Orbital characteristics
- Epoch: 21 November 2025 (JD 2461000.5)
- Observation arc: 132.56 years
- Number of observations: 922
- Aphelion: 5.440 AU
- Perihelion: 1.885 AU
- Semi-major axis: 3.663 AU
- Eccentricity: 0.48453
- Orbital period: 7.009 years
- Max. orbital speed: 40 km/s (25 mi/s); (1886 Jupiter approach); 26 km/s (16 mi/s); (2028 perihelion);
- Inclination: 3.009°
- Longitude of ascending node: 138.82°
- Argument of periapsis: 245.38°
- Mean anomaly: 235.96°
- Last perihelion: 18 April 2021
- Next perihelion: 21 April 2028
- T_{Jupiter}: 2.863
- Earth MOID: 0.459 AU
- Jupiter MOID: 0.209 AU

Physical characteristics
- Mean radius: 1.59 km (0.99 mi)
- Comet total magnitude (M1): 12.2
- Comet nuclear magnitude (M2): 15.6

= 16P/Brooks =

Jupiter-family comet

16P/Brooks, also known as Brooks 2, is a Jupiter-family comet discovered by William Robert Brooks on 7 July 1889, but failed to note any motion. He was able to confirm the discovery the next morning, having seen that the comet had moved north. On 1 August 1889, the famous comet hunter Edward Emerson Barnard discovered two fragments of the comet labeled "B" and "C" located 1 and 4.5 arc minutes away. On 2 August he found another four or five, but these were no longer visible the next day. On August 4, he observed two more objects, labeled "D" and "E". "E" disappeared by the next night and "D" was gone by the next week. Around mid-month, "B" grew large and faint, finally disappearing at the beginning of September. "C" managed to survive until mid-November 1889. The apparition ended on 13 January 1891. After the discovery apparition, the comet has always been over two magnitudes fainter.

== 1886 ==
The comet's breakup is believed to have been caused by the passage of the comet within Jupiter's Roche limit around 20 July 1886, when it spent two days within the orbit of Io.

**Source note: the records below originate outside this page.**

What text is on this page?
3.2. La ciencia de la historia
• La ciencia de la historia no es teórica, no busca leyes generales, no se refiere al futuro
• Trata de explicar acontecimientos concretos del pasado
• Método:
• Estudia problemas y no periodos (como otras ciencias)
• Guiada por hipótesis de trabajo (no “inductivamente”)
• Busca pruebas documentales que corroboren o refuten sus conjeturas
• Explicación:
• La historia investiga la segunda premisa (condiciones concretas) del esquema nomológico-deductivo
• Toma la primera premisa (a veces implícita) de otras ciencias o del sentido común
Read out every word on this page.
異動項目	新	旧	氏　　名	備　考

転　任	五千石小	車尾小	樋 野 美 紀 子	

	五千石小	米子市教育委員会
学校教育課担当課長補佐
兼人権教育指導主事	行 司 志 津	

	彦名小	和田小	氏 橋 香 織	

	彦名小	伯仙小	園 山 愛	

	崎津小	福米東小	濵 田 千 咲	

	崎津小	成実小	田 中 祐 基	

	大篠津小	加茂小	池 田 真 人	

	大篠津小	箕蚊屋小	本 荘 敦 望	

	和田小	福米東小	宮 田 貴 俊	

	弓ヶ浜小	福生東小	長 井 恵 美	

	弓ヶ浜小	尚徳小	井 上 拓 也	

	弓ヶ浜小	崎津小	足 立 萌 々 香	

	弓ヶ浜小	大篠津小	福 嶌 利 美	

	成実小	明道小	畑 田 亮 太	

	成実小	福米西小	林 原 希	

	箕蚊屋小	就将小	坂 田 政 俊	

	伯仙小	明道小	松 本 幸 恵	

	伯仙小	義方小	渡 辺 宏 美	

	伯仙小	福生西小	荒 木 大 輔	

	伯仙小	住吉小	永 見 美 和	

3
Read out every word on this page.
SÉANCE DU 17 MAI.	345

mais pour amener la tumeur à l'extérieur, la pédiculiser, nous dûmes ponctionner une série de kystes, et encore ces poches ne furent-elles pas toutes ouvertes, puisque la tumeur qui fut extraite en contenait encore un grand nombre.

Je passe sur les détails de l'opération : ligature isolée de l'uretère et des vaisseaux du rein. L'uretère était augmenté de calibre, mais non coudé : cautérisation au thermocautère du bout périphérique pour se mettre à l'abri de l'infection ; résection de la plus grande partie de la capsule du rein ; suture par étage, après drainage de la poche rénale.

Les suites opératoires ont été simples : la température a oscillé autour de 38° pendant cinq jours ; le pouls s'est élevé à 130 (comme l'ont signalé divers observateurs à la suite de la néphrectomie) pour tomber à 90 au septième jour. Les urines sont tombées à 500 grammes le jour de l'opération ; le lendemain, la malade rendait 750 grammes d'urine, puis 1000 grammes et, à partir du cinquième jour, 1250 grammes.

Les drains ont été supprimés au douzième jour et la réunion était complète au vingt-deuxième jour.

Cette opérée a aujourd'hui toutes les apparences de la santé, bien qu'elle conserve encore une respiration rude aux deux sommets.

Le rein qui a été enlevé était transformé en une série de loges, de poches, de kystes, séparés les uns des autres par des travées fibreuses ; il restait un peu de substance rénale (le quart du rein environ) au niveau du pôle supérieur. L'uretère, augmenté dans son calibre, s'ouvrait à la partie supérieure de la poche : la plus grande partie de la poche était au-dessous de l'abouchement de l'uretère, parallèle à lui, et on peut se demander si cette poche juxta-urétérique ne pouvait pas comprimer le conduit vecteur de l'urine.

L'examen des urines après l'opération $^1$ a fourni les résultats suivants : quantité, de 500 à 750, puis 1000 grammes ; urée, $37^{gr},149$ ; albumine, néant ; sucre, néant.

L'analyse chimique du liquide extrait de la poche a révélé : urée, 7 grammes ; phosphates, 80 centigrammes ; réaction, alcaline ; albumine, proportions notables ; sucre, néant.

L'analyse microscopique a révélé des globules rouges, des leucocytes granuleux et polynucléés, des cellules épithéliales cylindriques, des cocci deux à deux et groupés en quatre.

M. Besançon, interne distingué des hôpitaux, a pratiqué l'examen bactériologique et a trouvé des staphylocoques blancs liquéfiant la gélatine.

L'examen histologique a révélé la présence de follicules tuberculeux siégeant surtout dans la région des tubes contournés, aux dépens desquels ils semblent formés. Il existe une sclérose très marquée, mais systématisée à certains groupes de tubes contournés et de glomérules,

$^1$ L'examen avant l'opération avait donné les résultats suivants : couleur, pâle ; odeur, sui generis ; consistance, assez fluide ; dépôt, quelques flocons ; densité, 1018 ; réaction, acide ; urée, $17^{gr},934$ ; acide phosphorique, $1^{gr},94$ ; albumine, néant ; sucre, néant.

16P/Brooks 2 best-fit Jupiter approach around 1886-Jul-20
| Date & time of closest approach | Jupiter distance (AU) | Sun distance (AU) | Velocity wrt Jupiter (km/s) | Velocity wrt Sun (km/s) | Reference |
|---|---|---|---|---|---|
| 1886-Jul-20 22:32 | 0.001 AU (150 thousand km; 93 thousand mi; 0.39 LD) | 5.457 AU (816 million km; 507 million mi) | 41.1 | 40.1 | Horizons |

The very close approach to Jupiter in 1886 resulted in the previous perihelion distance becoming the new aphelion distance.

Orbital Elements for 1865 + 1889
| Epoch | Aphelion (AD) | Perihelion (QR) | Period |
|---|---|---|---|
| 1865 | 14 AU | 5.5 AU | 31 years |
| 1889 | 5.4 AU | 1.95 AU | 7 years |

On 31 December 2016 the comet passed 0.333 AU from Jupiter and on 5 July 2053 ± 3 days it will pass about 0.26 AU from Jupiter.